A Columnist Wonders: Can Congress Do Its Job?

Jack Pratt is Chemicals Campaign Director

“It’s not that members of Congress don’t work hard…yet they regularly manage to avoid accomplishing anything even on those matters on which they overwhelmingly agree,” observed Melinda Hennebergert this morning in Bloomberg Politics.

She was talking, in part, about the new bill to reform America’s broken chemical safety law. Everyone agrees the current system is a national disgrace, preventing the EPA from banning even known carcinogens like asbestos. Yet there’s fierce opposition to the only legislative vehicle that could successfully change things.

Hennebergert notes that some opponents to the bill, which has co-sponsors across the ideological and partisan spectrum, object to the fact that it is a compromise necessary to pass Congress.

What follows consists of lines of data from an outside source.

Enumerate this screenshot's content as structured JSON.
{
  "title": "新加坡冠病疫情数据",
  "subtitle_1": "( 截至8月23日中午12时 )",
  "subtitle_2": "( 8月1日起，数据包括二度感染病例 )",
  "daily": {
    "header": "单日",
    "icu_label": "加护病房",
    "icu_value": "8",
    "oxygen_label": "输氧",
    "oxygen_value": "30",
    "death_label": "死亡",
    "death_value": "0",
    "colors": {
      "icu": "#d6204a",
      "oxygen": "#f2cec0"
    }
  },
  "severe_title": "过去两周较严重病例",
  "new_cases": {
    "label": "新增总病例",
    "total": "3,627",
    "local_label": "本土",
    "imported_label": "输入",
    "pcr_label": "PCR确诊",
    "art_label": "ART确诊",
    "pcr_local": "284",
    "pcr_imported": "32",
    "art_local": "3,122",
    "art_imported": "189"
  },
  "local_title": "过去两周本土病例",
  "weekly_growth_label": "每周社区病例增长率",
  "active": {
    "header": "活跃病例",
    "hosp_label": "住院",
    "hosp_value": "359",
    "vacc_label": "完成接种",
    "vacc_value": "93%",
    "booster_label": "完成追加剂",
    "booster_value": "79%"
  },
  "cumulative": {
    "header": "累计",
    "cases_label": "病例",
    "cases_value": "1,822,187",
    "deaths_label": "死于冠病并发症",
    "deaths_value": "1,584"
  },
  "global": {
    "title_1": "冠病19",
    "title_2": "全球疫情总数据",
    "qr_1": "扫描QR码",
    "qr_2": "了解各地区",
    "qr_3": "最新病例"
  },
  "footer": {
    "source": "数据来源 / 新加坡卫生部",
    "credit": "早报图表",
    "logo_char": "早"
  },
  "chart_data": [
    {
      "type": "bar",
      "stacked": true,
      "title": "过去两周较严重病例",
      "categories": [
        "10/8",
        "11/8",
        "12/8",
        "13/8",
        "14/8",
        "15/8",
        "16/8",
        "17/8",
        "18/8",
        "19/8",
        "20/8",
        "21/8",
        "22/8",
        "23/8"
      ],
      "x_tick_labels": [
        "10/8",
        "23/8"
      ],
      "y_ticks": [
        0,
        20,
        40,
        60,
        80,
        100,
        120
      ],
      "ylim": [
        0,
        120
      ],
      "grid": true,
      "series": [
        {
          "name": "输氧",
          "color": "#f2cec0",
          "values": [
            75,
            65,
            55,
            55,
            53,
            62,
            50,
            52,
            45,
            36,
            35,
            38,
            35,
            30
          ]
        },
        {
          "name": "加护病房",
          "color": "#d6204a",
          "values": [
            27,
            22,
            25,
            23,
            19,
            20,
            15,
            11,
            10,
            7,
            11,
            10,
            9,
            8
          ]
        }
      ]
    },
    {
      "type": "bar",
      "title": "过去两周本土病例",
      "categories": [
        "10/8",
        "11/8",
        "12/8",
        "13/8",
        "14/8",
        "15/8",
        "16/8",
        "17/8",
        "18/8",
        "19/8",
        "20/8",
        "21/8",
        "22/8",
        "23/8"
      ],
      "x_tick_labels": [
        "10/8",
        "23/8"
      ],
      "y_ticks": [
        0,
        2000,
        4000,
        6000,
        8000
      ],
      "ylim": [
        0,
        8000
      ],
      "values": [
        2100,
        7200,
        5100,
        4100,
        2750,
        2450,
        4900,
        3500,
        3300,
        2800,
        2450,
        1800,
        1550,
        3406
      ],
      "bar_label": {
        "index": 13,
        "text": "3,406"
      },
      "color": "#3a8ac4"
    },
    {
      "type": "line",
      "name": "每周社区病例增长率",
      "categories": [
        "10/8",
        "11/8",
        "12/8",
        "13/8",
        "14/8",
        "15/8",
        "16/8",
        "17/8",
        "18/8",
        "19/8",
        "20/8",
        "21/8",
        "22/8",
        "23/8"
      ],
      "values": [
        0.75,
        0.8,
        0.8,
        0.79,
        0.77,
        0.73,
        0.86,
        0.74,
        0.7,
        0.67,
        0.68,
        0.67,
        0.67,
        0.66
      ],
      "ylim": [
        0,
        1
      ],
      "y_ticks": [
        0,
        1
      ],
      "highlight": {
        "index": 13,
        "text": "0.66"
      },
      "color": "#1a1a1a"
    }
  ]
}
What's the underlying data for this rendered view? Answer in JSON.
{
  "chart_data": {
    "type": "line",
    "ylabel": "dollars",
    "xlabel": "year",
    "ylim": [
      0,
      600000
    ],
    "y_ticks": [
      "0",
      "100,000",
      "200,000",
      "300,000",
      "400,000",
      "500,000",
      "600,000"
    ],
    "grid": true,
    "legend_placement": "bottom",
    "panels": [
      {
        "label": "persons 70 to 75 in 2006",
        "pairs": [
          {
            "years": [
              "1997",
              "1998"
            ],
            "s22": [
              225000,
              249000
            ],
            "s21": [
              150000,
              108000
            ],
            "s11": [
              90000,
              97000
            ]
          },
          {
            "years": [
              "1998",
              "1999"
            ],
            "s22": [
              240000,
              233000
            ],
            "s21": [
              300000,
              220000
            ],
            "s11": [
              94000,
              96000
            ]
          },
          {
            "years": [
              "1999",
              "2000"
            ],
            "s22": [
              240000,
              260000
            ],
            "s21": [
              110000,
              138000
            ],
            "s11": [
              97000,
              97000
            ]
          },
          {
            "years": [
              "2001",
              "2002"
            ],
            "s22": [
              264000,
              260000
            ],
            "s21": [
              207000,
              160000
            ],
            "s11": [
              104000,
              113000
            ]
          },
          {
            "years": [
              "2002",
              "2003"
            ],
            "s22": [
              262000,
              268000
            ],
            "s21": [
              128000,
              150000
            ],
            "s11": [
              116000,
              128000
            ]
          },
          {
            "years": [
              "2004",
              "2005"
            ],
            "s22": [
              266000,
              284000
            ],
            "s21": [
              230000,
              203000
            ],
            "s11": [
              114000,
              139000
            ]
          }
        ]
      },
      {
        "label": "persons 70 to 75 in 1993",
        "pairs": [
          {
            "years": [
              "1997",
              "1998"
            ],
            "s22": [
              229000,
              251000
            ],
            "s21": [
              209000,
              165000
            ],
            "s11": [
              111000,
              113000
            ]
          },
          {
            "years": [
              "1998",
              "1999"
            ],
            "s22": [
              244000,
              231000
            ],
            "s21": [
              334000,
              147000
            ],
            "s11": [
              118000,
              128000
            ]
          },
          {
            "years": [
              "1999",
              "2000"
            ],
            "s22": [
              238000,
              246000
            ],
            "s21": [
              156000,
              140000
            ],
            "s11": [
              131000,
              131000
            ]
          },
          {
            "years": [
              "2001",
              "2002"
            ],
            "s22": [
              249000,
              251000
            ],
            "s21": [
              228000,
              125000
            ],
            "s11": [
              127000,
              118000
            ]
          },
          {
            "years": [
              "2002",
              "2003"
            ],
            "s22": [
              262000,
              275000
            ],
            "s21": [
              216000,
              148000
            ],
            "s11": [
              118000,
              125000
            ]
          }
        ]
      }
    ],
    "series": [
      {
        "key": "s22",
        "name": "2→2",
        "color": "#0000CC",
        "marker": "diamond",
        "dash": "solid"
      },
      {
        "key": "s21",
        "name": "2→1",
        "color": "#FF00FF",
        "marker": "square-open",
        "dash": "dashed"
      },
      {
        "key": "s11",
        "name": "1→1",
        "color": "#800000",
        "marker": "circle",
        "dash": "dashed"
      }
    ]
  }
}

She calls it the “half-a-loaf or none conundrum” and says that “in the increasingly rare cases of bipartisan agreement, paralyzing pushback” now seems inevitable.

Her frustration is clear, especially since “it has already been 26 years since any environmental bill of this magnitude (1990’s Clean Air Act) has passed.”

She notes that some opponents of the bill favor alternative legislation – a bill without bipartisan sponsors or the compromises necessary to gain traction. It’s an all or nothing approach and, with it, “nothing is just what citizens may get.”

The question is, can Congress prove her wrong and get something big done to protect public health and the environment?